Hence the importance of differentiating Ellsberg's actions from those in which Manning is accused of engaging. That Ellsberg himself has repeatedly said that Manning's alleged acts are identical to his own both in content and motive -- and that he considers Manning a hero -- is obviously problematic for that cause, but the justifying show must go on. Thus do we have Obama's backward claim that "Ellsberg's material wasn't classified in the same way," when the reality is that The Pentagon Papers were deemed far, far more sensitive by the U.S. Government than the documents published by WikiLeaks. Indeed, from every objective metric, Ellberg's leak was a far graver compromise of national security secrets than Manning's alleged leak; if they're to be distinguished, it would be in favor of defending Manning, not defending Ellsberg (and while it's true that Obama didn't order the break-in of Manning's psychiatrist's office, it's also true Nixon never ordered Ellsberg confined to 23-hour-a-day pre-trial solitary confinement and forced nudity).
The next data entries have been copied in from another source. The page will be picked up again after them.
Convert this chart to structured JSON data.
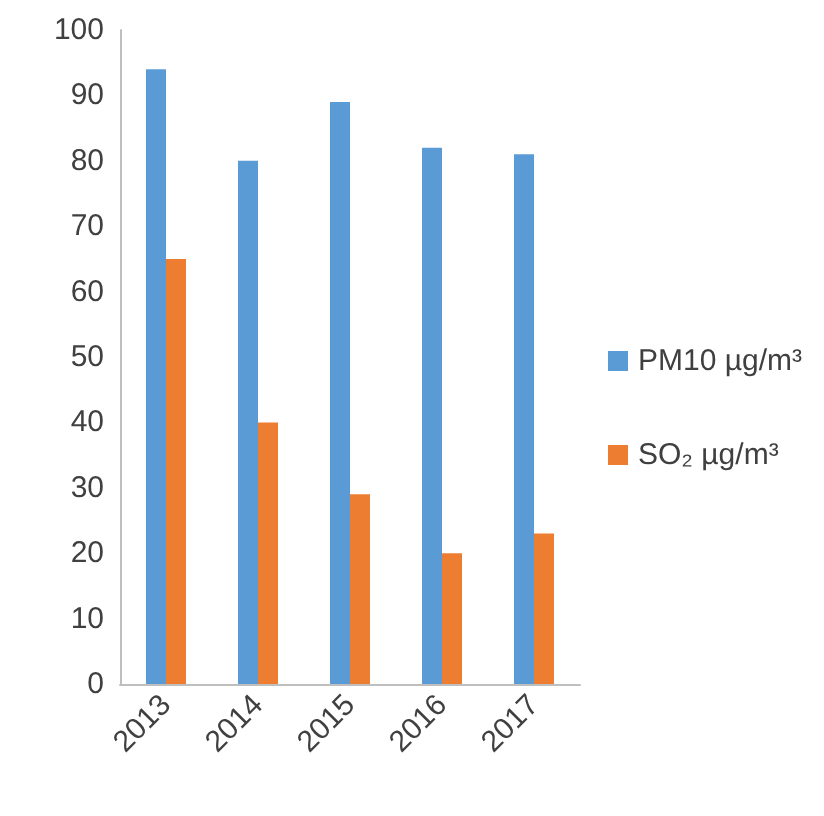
{
  "chart_data": {
    "type": "bar",
    "categories": [
      "2013",
      "2014",
      "2015",
      "2016",
      "2017"
    ],
    "series": [
      {
        "name": "PM10 µg/m³",
        "color": "#5b9bd5",
        "values": [
          94,
          80,
          89,
          82,
          81
        ]
      },
      {
        "name": "SO₂ µg/m³",
        "color": "#ed7d31",
        "values": [
          65,
          40,
          29,
          20,
          23
        ]
      }
    ],
    "ylim": [
      0,
      100
    ],
    "yticks": [
      0,
      10,
      20,
      30,
      40,
      50,
      60,
      70,
      80,
      90,
      100
    ],
    "grid": false,
    "legend": "right"
  }
}
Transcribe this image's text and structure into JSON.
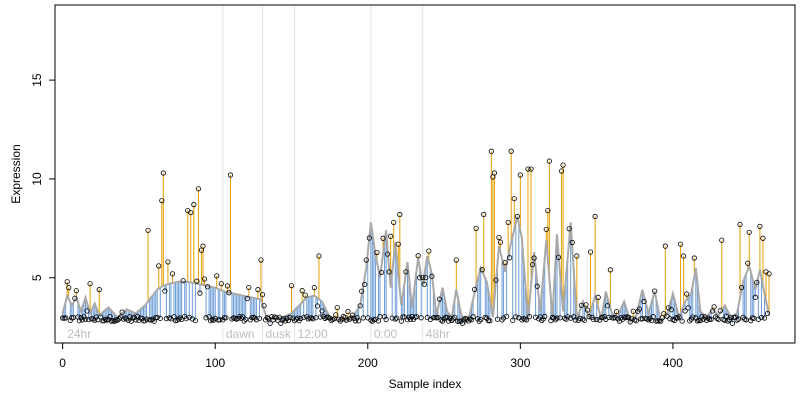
{
  "chart_data": {
    "type": "scatter",
    "title": "",
    "xlabel": "Sample index",
    "ylabel": "Expression",
    "xlim": [
      -5,
      480
    ],
    "ylim": [
      1.7,
      18.8
    ],
    "xticks": [
      0,
      100,
      200,
      300,
      400
    ],
    "yticks": [
      5,
      10,
      15
    ],
    "grid": false,
    "colors": {
      "trend": "#a9a9a9",
      "residual_positive": "#e69f00",
      "residual_negative": "#6a9bd6",
      "points": "#000000",
      "phase_lines": "#e5e5e5",
      "phase_labels": "#bdbdbd"
    },
    "phase_lines": [
      105,
      131,
      152,
      202,
      236
    ],
    "phase_labels": [
      {
        "x": 3,
        "text": "24hr"
      },
      {
        "x": 107,
        "text": "dawn"
      },
      {
        "x": 133,
        "text": "dusk"
      },
      {
        "x": 154,
        "text": "12:00"
      },
      {
        "x": 204,
        "text": "0:00"
      },
      {
        "x": 238,
        "text": "48hr"
      }
    ],
    "trend_knots": [
      [
        0,
        3.2
      ],
      [
        3,
        4.1
      ],
      [
        6,
        3.6
      ],
      [
        9,
        4.0
      ],
      [
        12,
        3.3
      ],
      [
        15,
        4.0
      ],
      [
        18,
        3.2
      ],
      [
        21,
        3.7
      ],
      [
        24,
        3.1
      ],
      [
        30,
        3.5
      ],
      [
        36,
        3.0
      ],
      [
        42,
        3.4
      ],
      [
        48,
        3.2
      ],
      [
        54,
        3.6
      ],
      [
        58,
        4.0
      ],
      [
        62,
        4.4
      ],
      [
        66,
        4.6
      ],
      [
        70,
        4.7
      ],
      [
        76,
        4.8
      ],
      [
        82,
        4.8
      ],
      [
        88,
        4.7
      ],
      [
        94,
        4.6
      ],
      [
        100,
        4.5
      ],
      [
        106,
        4.3
      ],
      [
        112,
        4.2
      ],
      [
        118,
        4.1
      ],
      [
        124,
        4.0
      ],
      [
        130,
        3.9
      ],
      [
        134,
        2.9
      ],
      [
        138,
        3.0
      ],
      [
        144,
        3.0
      ],
      [
        150,
        3.2
      ],
      [
        155,
        3.6
      ],
      [
        160,
        4.0
      ],
      [
        165,
        4.1
      ],
      [
        170,
        3.8
      ],
      [
        175,
        3.0
      ],
      [
        180,
        2.9
      ],
      [
        185,
        2.8
      ],
      [
        190,
        3.0
      ],
      [
        195,
        3.6
      ],
      [
        199,
        5.5
      ],
      [
        202,
        7.8
      ],
      [
        205,
        6.2
      ],
      [
        208,
        5.0
      ],
      [
        212,
        7.4
      ],
      [
        215,
        4.5
      ],
      [
        218,
        6.8
      ],
      [
        222,
        3.6
      ],
      [
        226,
        5.8
      ],
      [
        229,
        3.5
      ],
      [
        233,
        6.0
      ],
      [
        236,
        4.6
      ],
      [
        239,
        6.1
      ],
      [
        242,
        5.2
      ],
      [
        245,
        3.1
      ],
      [
        249,
        4.5
      ],
      [
        252,
        3.3
      ],
      [
        255,
        3.0
      ],
      [
        258,
        4.4
      ],
      [
        261,
        3.2
      ],
      [
        264,
        2.7
      ],
      [
        267,
        3.2
      ],
      [
        271,
        4.6
      ],
      [
        274,
        5.5
      ],
      [
        278,
        4.8
      ],
      [
        282,
        3.0
      ],
      [
        286,
        6.6
      ],
      [
        290,
        5.3
      ],
      [
        294,
        6.8
      ],
      [
        298,
        8.1
      ],
      [
        301,
        7.0
      ],
      [
        305,
        2.9
      ],
      [
        309,
        6.3
      ],
      [
        313,
        3.3
      ],
      [
        317,
        6.9
      ],
      [
        321,
        3.0
      ],
      [
        324,
        7.2
      ],
      [
        328,
        3.3
      ],
      [
        333,
        7.8
      ],
      [
        337,
        2.9
      ],
      [
        341,
        3.8
      ],
      [
        345,
        3.0
      ],
      [
        349,
        4.1
      ],
      [
        353,
        2.9
      ],
      [
        356,
        4.3
      ],
      [
        360,
        3.2
      ],
      [
        364,
        3.1
      ],
      [
        368,
        3.8
      ],
      [
        372,
        2.8
      ],
      [
        376,
        3.1
      ],
      [
        380,
        4.4
      ],
      [
        384,
        3.2
      ],
      [
        388,
        4.3
      ],
      [
        392,
        2.8
      ],
      [
        396,
        3.1
      ],
      [
        400,
        4.2
      ],
      [
        404,
        3.0
      ],
      [
        408,
        3.8
      ],
      [
        412,
        4.2
      ],
      [
        415,
        5.5
      ],
      [
        418,
        3.3
      ],
      [
        422,
        3.0
      ],
      [
        426,
        3.4
      ],
      [
        430,
        3.1
      ],
      [
        434,
        3.6
      ],
      [
        438,
        3.0
      ],
      [
        442,
        3.2
      ],
      [
        446,
        4.8
      ],
      [
        450,
        5.6
      ],
      [
        454,
        4.4
      ],
      [
        457,
        5.4
      ],
      [
        460,
        4.2
      ],
      [
        463,
        3.1
      ]
    ],
    "spikes": [
      [
        3,
        4.8
      ],
      [
        4,
        4.5
      ],
      [
        18,
        4.7
      ],
      [
        24,
        4.4
      ],
      [
        56,
        7.4
      ],
      [
        63,
        5.6
      ],
      [
        65,
        8.9
      ],
      [
        66,
        10.3
      ],
      [
        69,
        5.8
      ],
      [
        72,
        5.2
      ],
      [
        82,
        8.4
      ],
      [
        84,
        8.3
      ],
      [
        86,
        8.7
      ],
      [
        89,
        9.5
      ],
      [
        91,
        6.4
      ],
      [
        92,
        6.6
      ],
      [
        101,
        5.1
      ],
      [
        104,
        4.7
      ],
      [
        110,
        10.2
      ],
      [
        128,
        4.4
      ],
      [
        130,
        5.9
      ],
      [
        150,
        4.6
      ],
      [
        165,
        4.5
      ],
      [
        168,
        6.1
      ],
      [
        199,
        5.9
      ],
      [
        210,
        7.0
      ],
      [
        213,
        6.2
      ],
      [
        215,
        7.1
      ],
      [
        217,
        7.8
      ],
      [
        220,
        6.7
      ],
      [
        221,
        8.2
      ],
      [
        234,
        5.0
      ],
      [
        258,
        5.9
      ],
      [
        271,
        7.5
      ],
      [
        276,
        8.2
      ],
      [
        281,
        11.4
      ],
      [
        282,
        10.1
      ],
      [
        283,
        10.3
      ],
      [
        287,
        6.8
      ],
      [
        292,
        7.8
      ],
      [
        294,
        11.4
      ],
      [
        296,
        9.0
      ],
      [
        298,
        8.1
      ],
      [
        300,
        10.2
      ],
      [
        305,
        10.5
      ],
      [
        307,
        10.5
      ],
      [
        309,
        6.0
      ],
      [
        318,
        8.4
      ],
      [
        319,
        10.9
      ],
      [
        327,
        10.4
      ],
      [
        328,
        10.7
      ],
      [
        337,
        6.1
      ],
      [
        346,
        6.3
      ],
      [
        349,
        8.1
      ],
      [
        359,
        5.4
      ],
      [
        395,
        6.6
      ],
      [
        405,
        6.7
      ],
      [
        407,
        6.1
      ],
      [
        414,
        6.0
      ],
      [
        432,
        6.9
      ],
      [
        444,
        7.7
      ],
      [
        450,
        7.3
      ],
      [
        457,
        7.6
      ],
      [
        459,
        7.0
      ],
      [
        461,
        5.3
      ],
      [
        463,
        5.2
      ]
    ]
  }
}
That Obama has to resort to the most brazen hypocrisy and factually confused claims to defend Manning's treatment should hardly be surprising (and as Politico's quoted experts noted, Obama was also deeply confused when he claimed yesterday that he, too, would be breaking the law if he released unauthorized classified information, since the President has the unfettered right to declassify what he wants). Those engaged in purely unjustifiable conduct can, by definition, find only incoherent and nonsensical rationale to justify what they're doing. The President's remarks yesterday provide a classic case of how true that is.

 

UPDATE: In response to the controversy created by Obama’s declaration of Manning’s guilt, the White House now says that the President merely was "making a general statement that did not go specifically to the charges against Manning: 'The president was emphasizing that, in general, the unauthorized release of classified information is not a lawful act,' [a White House spokesman said] Friday night. 'He was not expressing a view as to the guilt or innocence of Pfc. Manning specifically'." What Obama actually said was: "He broke the law." I'll leave it to readers to determine whether the White House’s denial is reasonable, or whether it's the actions of a President constitutionally incapable of admitting error (h/t auerfeld).

Amazingly, this incident -- as this truly excellent post documents -- is highly redolent of the time Richard Nixon publicly declared Charles Manson's guilt before the accused mass murderer had been convicted.  Nixon's Attorney General, John Mitchell, was at Nixon's side when he did it and immediately recognized the impropriety of Nixon's remarks, and the White House quickly issued a statement claiming that Nixon misspoke and meant merely to suggest Manson had been "charged" with these crimes, not that he was guilty of them.  Obama's decree was worse, of course, since (a) Obama has direct command authority over those who will judge Manning (unlike Nixon vis-a-vis Manson's jurors); (b) Manson's jurors were sequestered at the time and thus not exposed to Nixon's proclamation; and (c) Obama is directly responsible for the severe punishment to which Manning has already been subjected (h/t lysias).

It is notable indeed that an act immediately recognized as grossly improper by John Mitchell -- "easily American history's crookedest Attorney General ever" -- is engaged in by our nation's top political-leader/Constitutional-scholar, and no attempt is made to rectify it until it becomes clear that the controversy could harm both Manning's prosecution and the President's political standing.